What is the cleverest use of source repository that you have ever seen? - version-control

This actually stems from on my earlier question where one of the answers made me wonder how people are using the scm/repository in different ways for development.

Pre-tested commits
Before (TeamCity, build manager):
The concept is simple, the build system stands as a roadblock between your commit entering trunk and only after the build system determines that your commit doesn't break things does it allow the commit to be introduced into version control, where other developers will sync and integrate that change into their local working copies
After (using a DVCS like Git, that is a source repository):
My workflow with Hudson for pre-tested commits involves three separate Git repositories:
my local repo (local),
the canonical/central repo (origin)
and my "world-readable" (inside the firewall) repo (public).
For pre-tested commits, I utilize a constantly changing branch called "pu" (potential updates) on the world-readable repo.
Inside of Hudson I created a job that polls the world-readable repo (public) for changes in the "pu" branch and will kick off builds when updates are pushed.
my workflow for taking a change from inception to origin is:
* hack, hack, hack
* commit to local/topic
* git pup public
* Hudson polls public/pu
* Hudson runs potential-updates job
* Tests fail?
o Yes: Rework commit, try again
o No: Continue
* Rebase onto local/master
* Push to origin/master
Using this pre-tested commit workflow I can offload the majority of my testing requirements to the build system's cluster of machines instead of running them locally, meaning I can spend the majority of my time writing code instead of waiting for tests to complete on my own machine in between coding iterations.
(Variation) Private Build (David Gageot, Algodeal)
Same principle than above, but the build is done on the same workstation than the one used to develop, but on a cloned repo:
How not to use a CI server in the long term and not suffer the increasing time lost staring at the builds locally?
With git, it’s a piece of cake.
First, we ‘git clone’ the working directory to another folder.

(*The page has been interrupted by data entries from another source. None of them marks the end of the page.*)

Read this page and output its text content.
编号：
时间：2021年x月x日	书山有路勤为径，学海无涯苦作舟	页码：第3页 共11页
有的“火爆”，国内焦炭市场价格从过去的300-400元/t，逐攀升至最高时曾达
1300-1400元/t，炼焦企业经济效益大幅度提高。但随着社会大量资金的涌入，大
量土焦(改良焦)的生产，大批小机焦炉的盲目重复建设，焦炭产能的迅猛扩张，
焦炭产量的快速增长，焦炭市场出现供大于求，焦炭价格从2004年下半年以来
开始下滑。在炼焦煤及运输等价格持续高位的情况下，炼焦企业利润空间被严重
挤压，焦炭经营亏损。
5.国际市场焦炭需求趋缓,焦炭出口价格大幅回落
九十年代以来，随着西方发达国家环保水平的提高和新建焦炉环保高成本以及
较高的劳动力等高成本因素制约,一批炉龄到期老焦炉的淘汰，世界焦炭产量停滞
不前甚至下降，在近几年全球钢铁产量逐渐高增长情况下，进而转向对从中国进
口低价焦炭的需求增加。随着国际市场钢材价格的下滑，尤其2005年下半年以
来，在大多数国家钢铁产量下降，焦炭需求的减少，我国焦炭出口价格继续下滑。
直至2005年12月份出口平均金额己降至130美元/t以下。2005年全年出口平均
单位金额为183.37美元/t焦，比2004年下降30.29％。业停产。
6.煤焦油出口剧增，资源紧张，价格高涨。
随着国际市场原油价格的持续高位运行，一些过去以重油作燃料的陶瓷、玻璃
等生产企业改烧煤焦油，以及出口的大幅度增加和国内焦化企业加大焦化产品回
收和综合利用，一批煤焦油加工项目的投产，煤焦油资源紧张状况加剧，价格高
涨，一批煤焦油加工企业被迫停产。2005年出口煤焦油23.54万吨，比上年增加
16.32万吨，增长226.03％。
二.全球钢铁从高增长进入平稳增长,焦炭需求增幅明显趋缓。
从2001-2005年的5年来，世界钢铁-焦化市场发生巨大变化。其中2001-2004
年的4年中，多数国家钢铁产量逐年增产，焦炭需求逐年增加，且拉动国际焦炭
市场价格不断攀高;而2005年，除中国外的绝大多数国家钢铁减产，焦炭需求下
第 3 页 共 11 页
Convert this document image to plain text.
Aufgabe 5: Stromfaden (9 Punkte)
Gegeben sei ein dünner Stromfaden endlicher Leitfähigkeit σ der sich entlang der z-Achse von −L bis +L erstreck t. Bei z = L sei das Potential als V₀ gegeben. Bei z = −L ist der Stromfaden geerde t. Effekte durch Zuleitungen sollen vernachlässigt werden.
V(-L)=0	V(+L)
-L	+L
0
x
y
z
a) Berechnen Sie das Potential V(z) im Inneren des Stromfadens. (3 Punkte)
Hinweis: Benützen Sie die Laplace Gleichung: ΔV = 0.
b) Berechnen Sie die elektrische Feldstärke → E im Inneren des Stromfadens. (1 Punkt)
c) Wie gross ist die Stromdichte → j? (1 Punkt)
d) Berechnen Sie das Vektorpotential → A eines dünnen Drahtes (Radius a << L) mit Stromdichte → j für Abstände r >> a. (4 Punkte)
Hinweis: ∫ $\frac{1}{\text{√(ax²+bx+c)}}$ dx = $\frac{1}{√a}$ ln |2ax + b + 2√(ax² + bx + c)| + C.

Git does the copy very quickly.
Next times, we don’t need to clone. Just tell git get the deltas. Net result: instant cloning. Impressive.
What about the consistency?
Doing a simple ‘git pull’ from the working directory will realize, using delta’s digests, that the changes where already pushed on the shared repository.
Nothing to do. Impressive again.
Of course, while the build is running in the second directory, we can keep on working on the code. No need to wait.
We now have a private build with no maintenance, no additional installation, not dependant on the IDE, ran with a single command line. No more broken build in the shared repository. We can recycle our CI server.
Yes. You’ve heard well. We’ve just built a serverless CI. Every additional feature of a real CI server is noise to me.
#!/bin/bash
if [ 0 -eq `git remote -v | grep -c push` ]; then
REMOTE_REPO=`git remote -v | sed 's/origin//'`
else
REMOTE_REPO=`git remote -v | grep "(push)" | sed 's/origin//' | sed 's/(push)//'`
fi
if [ ! -z "$1" ]; then
git add .
git commit -a -m "$1"
fi
git pull
if [ ! -d ".privatebuild" ]; then
git clone . .privatebuild
fi
cd .privatebuild
git clean -df
git pull
if [ -e "pom.xml" ]; then
mvn clean install
if [ $? -eq 0 ]; then
echo "Publishing to: $REMOTE_REPO"
git push $REMOTE_REPO master
else
echo "Unable to build"
exit $?
fi
fi
Dmitry Tashkinov, who has an interesting question on DVCS and CI, asks:
I don't understand how "We’ve just built a serverless CI" cohere with Martin Fowler's state:
"Once I have made my own build of a properly synchronized working copy I can then finally commit my changes into the mainline, which then updates the repository. However my commit doesn't finish my work. At this point we build again, but this time on an integration machine based on the mainline code. Only when this build succeeds can we say that my changes are done. There is always a chance that I missed something on my machine and the repository wasn't properly updated."
Do you ignore or bend it?
#Dmitry: I do not ignore nor bend the process described by Martin Fowler in his ContinuousIntegration entry.
But you have to realize that DVCS adds publication as an orthogonal dimension to branching.
The serverless CI described by David is just an implementation of the general CI process detailed by Martin: instead of having a CI server, you push to a local copy where a local CI runs, then you push "valid" code to a central repo.
#VonC, but the idea was to run CI NOT locally particularly not to miss something in transition between machines.
When you use the so called local CI, then it may pass all the tests just because it is local, but break down later on another machine.
So is it integeration? I'm not criticizing here at all, the question is difficult to me and I'm trying to understand.
#Dmitry: "So is it integeration"?
It is one level of integration, which can help get rid of all the basic checks (like format issue, code style, basic static analysis detection, ...)
Since you have that publication mechanism, you can chain that kind of CI to another CI server if you want. That server, in turn, can automatically push (if this is still fast-forward) to the "central" repo.
David Gageot didn't need that extra level, being already at target in term of deployment architecture (PC->PC) and needed only that basic kind of CI level.
That doesn't prevent him to setup more complete system integration server for more complete testing.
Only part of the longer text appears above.